At USC, August spent most of his free time in the electronic-music lab
where he learned to use synthesizers, sound sampling and processing, and
music interfacing with computers. His musical taste moved to
cutting-edge ambient and atmospheric artists such as Brian Eno, Harold
Budd and Steve Roach, “and their music became the roots of my
inspiration.” In college Scott began making recordings using piano,
synths, autoharp, kalimbas and guitar. At first he made cassettes and
later pressed a vinyl album of this music to submit it to radio
stations. It got airplay in Los Angeles on KCRW’s “Morning Becomes
Eclectic” show and KXLU’s “Alien Air Music” program, and on the New York
station WNYC. He met and spent time talking about music with Steve
Roach. In addition, August’s musical influences expanded to include
Steve Tibbetts (an eclectic fusion guitarist), Jon Hassell (a trumpeter
who merged electronics with world music sounds) and Peter Gabriel.

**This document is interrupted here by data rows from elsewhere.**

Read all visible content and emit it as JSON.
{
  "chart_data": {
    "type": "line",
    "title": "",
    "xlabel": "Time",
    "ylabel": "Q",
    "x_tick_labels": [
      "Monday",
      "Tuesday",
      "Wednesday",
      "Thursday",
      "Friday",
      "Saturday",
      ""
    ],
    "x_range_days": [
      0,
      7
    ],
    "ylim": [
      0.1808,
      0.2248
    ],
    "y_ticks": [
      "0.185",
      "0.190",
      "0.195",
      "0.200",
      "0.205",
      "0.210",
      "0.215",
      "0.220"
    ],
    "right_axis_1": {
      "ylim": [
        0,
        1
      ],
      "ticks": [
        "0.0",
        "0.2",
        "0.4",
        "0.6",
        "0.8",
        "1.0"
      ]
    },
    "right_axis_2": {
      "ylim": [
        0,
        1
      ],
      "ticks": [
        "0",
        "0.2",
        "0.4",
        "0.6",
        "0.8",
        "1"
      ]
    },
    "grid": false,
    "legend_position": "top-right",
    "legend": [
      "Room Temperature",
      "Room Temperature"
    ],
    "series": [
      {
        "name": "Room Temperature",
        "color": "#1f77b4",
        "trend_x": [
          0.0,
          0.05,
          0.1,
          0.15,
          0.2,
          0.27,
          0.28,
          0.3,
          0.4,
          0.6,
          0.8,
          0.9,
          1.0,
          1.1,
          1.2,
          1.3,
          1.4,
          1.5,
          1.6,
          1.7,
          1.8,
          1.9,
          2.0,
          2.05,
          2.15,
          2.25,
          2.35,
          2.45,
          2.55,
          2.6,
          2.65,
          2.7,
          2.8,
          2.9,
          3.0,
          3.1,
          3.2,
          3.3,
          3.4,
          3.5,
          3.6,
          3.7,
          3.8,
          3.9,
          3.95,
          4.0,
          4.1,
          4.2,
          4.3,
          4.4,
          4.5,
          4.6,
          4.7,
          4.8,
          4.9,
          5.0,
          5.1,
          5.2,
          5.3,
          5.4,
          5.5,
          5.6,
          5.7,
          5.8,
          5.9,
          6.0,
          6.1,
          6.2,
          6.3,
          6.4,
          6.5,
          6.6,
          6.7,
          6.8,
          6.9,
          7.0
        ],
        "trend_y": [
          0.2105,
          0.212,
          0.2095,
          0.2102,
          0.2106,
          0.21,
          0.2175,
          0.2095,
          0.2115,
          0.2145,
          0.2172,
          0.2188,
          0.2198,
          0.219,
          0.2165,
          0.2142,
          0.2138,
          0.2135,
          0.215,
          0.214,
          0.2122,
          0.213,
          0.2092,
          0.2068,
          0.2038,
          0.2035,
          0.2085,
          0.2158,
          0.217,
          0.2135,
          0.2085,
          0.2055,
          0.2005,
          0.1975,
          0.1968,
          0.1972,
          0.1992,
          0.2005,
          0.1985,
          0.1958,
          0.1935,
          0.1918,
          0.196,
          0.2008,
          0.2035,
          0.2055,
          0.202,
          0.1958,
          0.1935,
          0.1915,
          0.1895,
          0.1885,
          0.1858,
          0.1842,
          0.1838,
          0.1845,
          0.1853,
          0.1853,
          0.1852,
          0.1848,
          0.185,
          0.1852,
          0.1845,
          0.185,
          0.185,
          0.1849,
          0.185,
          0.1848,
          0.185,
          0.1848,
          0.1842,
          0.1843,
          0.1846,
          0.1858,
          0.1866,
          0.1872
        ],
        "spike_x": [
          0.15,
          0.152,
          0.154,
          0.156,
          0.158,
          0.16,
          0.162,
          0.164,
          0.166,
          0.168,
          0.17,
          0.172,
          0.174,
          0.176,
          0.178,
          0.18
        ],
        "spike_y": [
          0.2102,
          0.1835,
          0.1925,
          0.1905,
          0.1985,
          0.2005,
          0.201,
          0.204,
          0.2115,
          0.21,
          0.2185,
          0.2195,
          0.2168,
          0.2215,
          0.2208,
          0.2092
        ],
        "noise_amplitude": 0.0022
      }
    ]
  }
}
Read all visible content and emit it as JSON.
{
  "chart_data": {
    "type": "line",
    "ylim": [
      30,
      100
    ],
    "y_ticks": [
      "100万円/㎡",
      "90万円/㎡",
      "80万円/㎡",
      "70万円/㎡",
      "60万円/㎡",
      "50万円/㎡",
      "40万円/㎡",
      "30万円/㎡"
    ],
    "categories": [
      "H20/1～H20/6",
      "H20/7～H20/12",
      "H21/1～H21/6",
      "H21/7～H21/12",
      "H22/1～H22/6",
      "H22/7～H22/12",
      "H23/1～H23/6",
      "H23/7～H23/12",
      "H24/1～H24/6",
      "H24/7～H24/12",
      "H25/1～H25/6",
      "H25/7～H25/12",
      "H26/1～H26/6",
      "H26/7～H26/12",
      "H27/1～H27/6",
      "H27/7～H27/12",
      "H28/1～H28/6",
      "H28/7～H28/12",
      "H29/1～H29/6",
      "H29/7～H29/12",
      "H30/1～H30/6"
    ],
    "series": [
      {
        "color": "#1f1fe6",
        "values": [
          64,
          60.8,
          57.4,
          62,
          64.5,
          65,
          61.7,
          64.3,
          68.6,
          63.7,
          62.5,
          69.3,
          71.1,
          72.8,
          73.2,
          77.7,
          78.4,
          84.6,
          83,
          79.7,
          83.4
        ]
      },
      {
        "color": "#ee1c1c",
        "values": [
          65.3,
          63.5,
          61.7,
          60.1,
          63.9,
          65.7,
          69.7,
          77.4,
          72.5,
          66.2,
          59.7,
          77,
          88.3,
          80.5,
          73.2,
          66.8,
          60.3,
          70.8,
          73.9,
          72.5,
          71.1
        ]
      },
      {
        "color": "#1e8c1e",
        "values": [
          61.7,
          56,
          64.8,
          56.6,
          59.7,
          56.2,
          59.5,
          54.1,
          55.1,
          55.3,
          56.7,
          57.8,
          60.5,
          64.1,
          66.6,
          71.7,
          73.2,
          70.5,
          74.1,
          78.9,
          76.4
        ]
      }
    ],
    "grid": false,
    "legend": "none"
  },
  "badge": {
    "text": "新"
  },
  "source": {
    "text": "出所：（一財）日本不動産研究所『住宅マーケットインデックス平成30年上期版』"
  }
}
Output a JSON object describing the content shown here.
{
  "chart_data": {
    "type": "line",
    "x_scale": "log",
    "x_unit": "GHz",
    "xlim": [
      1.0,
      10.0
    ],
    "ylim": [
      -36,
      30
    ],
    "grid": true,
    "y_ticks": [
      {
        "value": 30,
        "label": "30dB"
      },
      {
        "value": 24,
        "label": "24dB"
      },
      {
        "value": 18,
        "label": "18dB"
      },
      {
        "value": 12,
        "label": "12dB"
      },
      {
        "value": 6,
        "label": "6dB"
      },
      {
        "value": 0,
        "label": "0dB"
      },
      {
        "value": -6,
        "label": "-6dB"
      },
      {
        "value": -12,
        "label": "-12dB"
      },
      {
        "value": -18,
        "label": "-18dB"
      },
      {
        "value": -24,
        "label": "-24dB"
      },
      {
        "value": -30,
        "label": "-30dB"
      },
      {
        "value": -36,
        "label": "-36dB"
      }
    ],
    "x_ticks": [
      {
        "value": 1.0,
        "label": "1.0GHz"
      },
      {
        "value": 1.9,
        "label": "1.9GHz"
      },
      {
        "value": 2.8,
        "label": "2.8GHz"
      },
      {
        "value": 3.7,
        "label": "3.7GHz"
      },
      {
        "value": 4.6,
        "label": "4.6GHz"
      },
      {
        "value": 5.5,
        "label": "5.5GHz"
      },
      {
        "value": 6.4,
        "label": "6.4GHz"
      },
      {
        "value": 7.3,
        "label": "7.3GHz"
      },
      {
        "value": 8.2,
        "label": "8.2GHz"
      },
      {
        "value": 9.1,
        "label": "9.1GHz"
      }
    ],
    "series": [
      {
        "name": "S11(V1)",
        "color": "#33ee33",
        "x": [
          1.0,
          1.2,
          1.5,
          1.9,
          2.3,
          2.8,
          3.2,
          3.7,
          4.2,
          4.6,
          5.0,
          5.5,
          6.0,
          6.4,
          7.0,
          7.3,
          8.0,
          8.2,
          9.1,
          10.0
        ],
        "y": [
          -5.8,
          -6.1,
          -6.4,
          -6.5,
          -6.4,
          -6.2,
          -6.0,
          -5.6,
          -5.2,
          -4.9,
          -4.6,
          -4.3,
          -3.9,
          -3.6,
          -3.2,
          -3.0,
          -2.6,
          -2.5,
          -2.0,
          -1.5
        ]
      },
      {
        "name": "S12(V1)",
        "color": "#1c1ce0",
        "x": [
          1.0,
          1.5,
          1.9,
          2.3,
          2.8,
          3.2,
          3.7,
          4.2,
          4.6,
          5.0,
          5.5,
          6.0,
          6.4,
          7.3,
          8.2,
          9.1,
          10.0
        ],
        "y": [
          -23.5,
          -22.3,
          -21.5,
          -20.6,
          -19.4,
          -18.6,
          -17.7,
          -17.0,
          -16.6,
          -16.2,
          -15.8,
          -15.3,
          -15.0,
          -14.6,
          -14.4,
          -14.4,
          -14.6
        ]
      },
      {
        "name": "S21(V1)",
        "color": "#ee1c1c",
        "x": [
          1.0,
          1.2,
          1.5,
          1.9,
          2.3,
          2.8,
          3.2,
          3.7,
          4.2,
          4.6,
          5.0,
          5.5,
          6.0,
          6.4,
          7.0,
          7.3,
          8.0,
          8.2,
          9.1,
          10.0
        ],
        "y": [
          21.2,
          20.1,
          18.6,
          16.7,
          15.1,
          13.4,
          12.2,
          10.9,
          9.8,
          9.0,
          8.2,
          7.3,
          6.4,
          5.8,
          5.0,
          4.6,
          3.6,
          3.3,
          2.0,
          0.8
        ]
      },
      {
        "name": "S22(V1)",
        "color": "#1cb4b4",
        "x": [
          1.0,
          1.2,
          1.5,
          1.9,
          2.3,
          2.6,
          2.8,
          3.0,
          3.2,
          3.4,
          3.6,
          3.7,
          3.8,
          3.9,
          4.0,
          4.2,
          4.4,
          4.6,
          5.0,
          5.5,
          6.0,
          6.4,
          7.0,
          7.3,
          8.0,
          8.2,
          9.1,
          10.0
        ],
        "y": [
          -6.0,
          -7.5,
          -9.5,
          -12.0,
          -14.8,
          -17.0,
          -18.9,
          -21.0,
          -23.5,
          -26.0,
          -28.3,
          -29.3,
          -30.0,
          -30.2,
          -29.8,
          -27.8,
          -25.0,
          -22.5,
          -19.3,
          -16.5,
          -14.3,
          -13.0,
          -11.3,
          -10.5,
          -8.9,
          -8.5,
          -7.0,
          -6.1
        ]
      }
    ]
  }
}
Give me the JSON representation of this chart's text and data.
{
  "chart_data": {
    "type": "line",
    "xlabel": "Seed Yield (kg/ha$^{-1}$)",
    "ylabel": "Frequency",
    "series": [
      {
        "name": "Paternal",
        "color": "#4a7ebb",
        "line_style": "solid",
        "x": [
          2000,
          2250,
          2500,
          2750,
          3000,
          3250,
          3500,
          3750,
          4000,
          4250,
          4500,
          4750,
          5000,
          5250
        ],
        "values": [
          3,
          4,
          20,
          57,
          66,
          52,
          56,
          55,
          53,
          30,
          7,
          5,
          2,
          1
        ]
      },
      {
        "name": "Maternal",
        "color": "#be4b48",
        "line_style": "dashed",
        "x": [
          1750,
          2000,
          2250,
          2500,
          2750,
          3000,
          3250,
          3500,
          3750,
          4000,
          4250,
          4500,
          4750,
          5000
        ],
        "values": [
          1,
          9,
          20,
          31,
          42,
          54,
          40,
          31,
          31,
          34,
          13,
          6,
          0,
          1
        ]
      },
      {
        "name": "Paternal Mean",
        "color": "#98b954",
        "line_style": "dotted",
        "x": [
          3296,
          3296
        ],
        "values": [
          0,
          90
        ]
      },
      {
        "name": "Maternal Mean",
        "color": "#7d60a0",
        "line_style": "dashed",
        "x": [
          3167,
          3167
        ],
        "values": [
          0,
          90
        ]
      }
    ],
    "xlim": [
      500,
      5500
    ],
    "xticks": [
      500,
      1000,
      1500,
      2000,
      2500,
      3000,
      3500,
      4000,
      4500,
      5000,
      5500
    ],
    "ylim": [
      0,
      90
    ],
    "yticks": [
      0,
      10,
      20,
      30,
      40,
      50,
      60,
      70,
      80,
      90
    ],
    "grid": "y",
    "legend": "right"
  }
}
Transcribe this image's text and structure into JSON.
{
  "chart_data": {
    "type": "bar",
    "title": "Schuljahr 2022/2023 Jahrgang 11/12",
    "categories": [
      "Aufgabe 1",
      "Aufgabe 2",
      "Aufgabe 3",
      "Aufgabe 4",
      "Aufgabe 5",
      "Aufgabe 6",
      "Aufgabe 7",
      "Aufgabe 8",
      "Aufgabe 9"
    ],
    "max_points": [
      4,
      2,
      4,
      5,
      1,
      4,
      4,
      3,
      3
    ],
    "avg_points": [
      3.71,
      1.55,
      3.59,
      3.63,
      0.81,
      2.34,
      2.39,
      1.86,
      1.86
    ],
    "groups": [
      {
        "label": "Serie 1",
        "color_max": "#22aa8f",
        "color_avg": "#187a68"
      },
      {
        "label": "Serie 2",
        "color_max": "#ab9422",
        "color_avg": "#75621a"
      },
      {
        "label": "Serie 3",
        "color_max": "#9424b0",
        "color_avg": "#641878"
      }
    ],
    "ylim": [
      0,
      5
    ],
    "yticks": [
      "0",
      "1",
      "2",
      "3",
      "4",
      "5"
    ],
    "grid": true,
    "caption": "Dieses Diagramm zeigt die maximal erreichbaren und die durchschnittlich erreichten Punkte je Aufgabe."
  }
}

Brian Eno listened to some of August’s early recordings, told him how
visual the music was, and suggested Scott consider scoring. So August
submitted music to an ad agency and soon became an in-demand composer
for films, videos, commercials and TV shows. His clients have included
NASA, Lexus, Chevrolet, HBO, Nabisco and Minolta. One of many projects
he has done for The Discovery Channel was the soundtrack for the film
they showed repeatedly at an IMAX-style theater in the Olympic Village
in Atlanta.
August discovered Native American flute music while visiting pueblos in
New Mexico in 1996. He fell in love with the scenery and culture of the
Southwest, bought his first flute in 1998, and started recording flute
music the next week. In 2004 he began researching Anasazi flutes. “The
ones I play are a re-creation of several flutes that were dug up in
Arizona in the late 1920s, and historians believe these types of flutes
were played by the Anasazi Indians 750 to more than 1300 years ago.
These flutes have a different construction and are played differently
than more modern Native American flutes.”
“The Lost Canyons concept for the new CD has several meanings. Some
canyons are lost because no one goes there. The meaning can include
ancient cultures that lived there thousands of years ago. The title also
can be symbolic of places on our planet we have lost to encroaching
civilization. That, in turn, makes you realize how humankind has become
out-of-touch with nature, and how much we have all lost in the process.”